COP stands for “Conference of the Parties.” These Unites Nations led meeting have been occurring for 26 years and they have pushed climate change to the centre of international politics and trade.
There were four main objectives at this year’s COP. These included securing a global net zero by mid-century and keeping 1.5 degree in reach, adapting to protect communities and natural habitats, mobilizing finance to benefit climate change mitigation efforts, and working together to finalize the Paris Rulebook needed to implement the Paris Agreement from COP21.
This past year’s COP met from October 31 to November 12, 2021. The conference met in Glasgow, Scotland where the president of the conference for this year, United Kingdom cabinet minister Alok Sharma, brought 120 countries together working in partnership with Italy.
One of the more important past conferences was COP21 which took place in 2015. Every country present agreed to limit global warming to 1.5 degree, to adapts to the needs of climate change, and to secure financial means to make these adaptations.
This two-week conference accomplished new pledges on methane gas pollution, deforestation, coal financing, rules on carbon trading, and a deal between the United States and China. This was also the first time the COP agreed to phase down fossil fuels. Leaders walked away with ambition and commitment from each other regarding climate change.
1. Methane Gas Pollution
The Methane Gas Pollution initiative was first announced by the European Union and the United States in September. CO2 chemicals have been the main emissions subject to mitigation because of their harmful effect on global warming. Methane Gas is a major and powerful contributor, like CO2, occluding the atmosphere and causing a warming effect. This is why it was so important for the conference members too come to an agreement on this issue. Critics of the agreement state that the largest methane gas polluters are not part of this agreement thus potentially undermining its efficacy. It still stands that almost 70% of the overall methane emissions have been accounted for by the end of the conference.
2. Coal Financing
The countries agreed to “phase down” coal production. The deal regarding coal financing and move towards renewable sources of energy will target fossil fuels which are a key pollutant and heavy contributors to climate change. The phrase “phase down” was added last minute at the request of India and China, as they are the largest coal burners in the world and their economies depend on it. Other coal-dependent developing nations also backed India and China’s stance. Although this change weakened the agreement, it ultimately ensured a deal was agreed upon by the almost 200 countries.
This last-minute drama highlighted the dichotomy between developing countries and rich nations involved in this conference. India's environment and climate minister, Bhupender Yadav, shared that he felt the pact singled out developing countries and, as the largest voice of these countries, India needed to step up to the plate and demand the change.
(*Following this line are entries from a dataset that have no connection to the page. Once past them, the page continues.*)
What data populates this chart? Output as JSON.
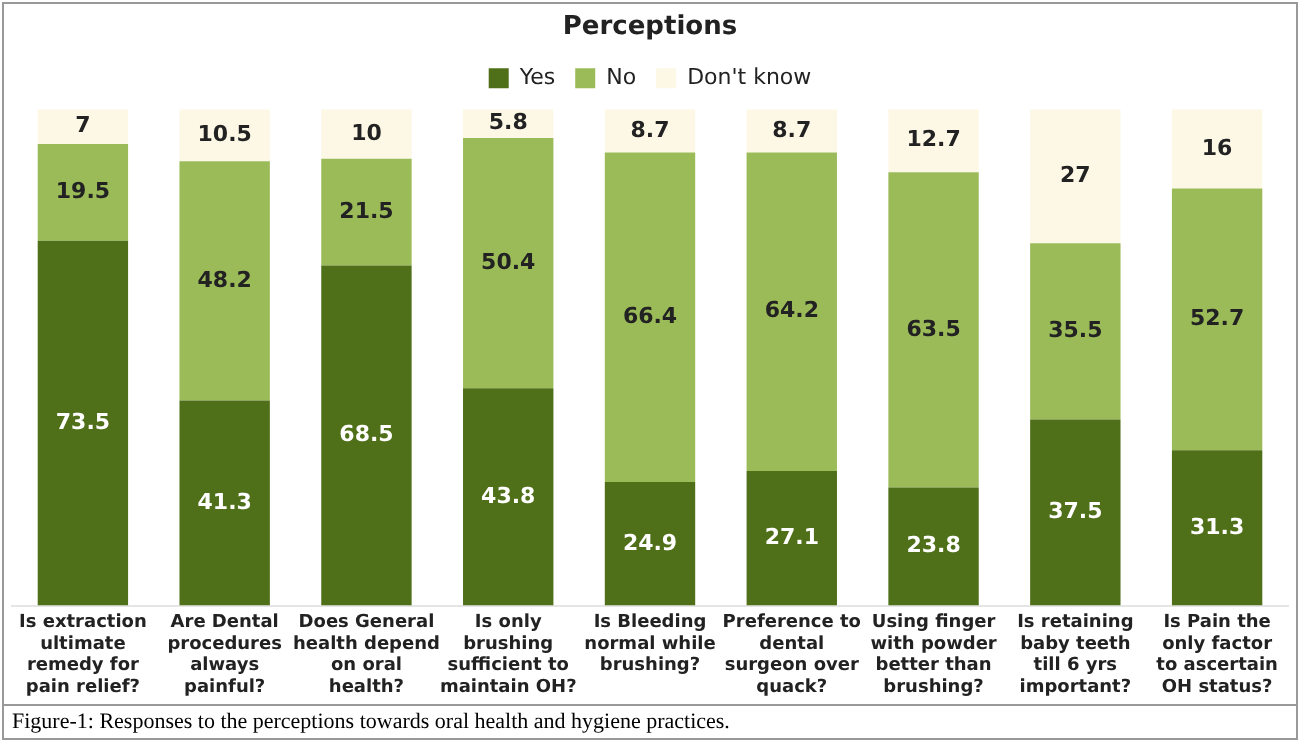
{
  "chart_data": {
    "type": "bar",
    "title": "Perceptions",
    "stacked": true,
    "data_labels": true,
    "legend": "top",
    "grid": false,
    "categories": [
      "Is extraction ultimate remedy for pain relief?",
      "Are Dental procedures always painful?",
      "Does General health depend on oral health?",
      "Is only brushing sufficient to maintain OH?",
      "Is Bleeding normal while brushing?",
      "Preference to dental surgeon over quack?",
      "Using finger with powder better than brushing?",
      "Is retaining baby teeth till 6 yrs important?",
      "Is Pain the only factor to ascertain OH status?"
    ],
    "series": [
      {
        "name": "Yes",
        "color": "#4f6f19",
        "values": [
          73.5,
          41.3,
          68.5,
          43.8,
          24.9,
          27.1,
          23.8,
          37.5,
          31.3
        ]
      },
      {
        "name": "No",
        "color": "#9bbb59",
        "values": [
          19.5,
          48.2,
          21.5,
          50.4,
          66.4,
          64.2,
          63.5,
          35.5,
          52.7
        ]
      },
      {
        "name": "Don't know",
        "color": "#fdf8e6",
        "values": [
          7,
          10.5,
          10,
          5.8,
          8.7,
          8.7,
          12.7,
          27,
          16
        ]
      }
    ],
    "annotations": [
      "Figure-1: Responses to the perceptions towards oral health and hygiene practices."
    ]
  }
}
3. U.S. – China Trade Deal
The United States and China are two of the largest emitters of carbon in the world. Recent tension created by the protectionist policies set forth by the administration of the former President Donald J. Trump made it seem very unlikely that a deal would go through. The soft agreement reached focuses on boosting clean energy, mitigating deforestation, and slashing methane emissions. There are no deadlines or terms specified but the two countries have agreed that cooperation is what is needed to move forward with the global goal of lowering global warming. This is in direct contrast to the prior Trump Administration’s actions which pulled the United States out of the 2015 Paris Accord.
Many critics are not satisfied with these agreements as some of them do not have the teeth that they believe are needed to accomplish the 1.5 degrees Celsius goal. Others believe that this process is too closed off and there is little to no transparency in how these decisions are made, causing distrust on the legitimacy of the agreements.
Over 100,000 people marched in Glasgow in protest to the COP26 this past year. The main concerns these activists have involve world leaders not acting with the right amount of urgency to attack the climate emergency. Protests also occurred throughout Europe and young environmentalist activists spoke about the changes that need to occur at that moment. Some activists also addressed the rights of indigenous populations as climate change threatens their livelihood and they are rarely considered in these conferences due to a lack of representation.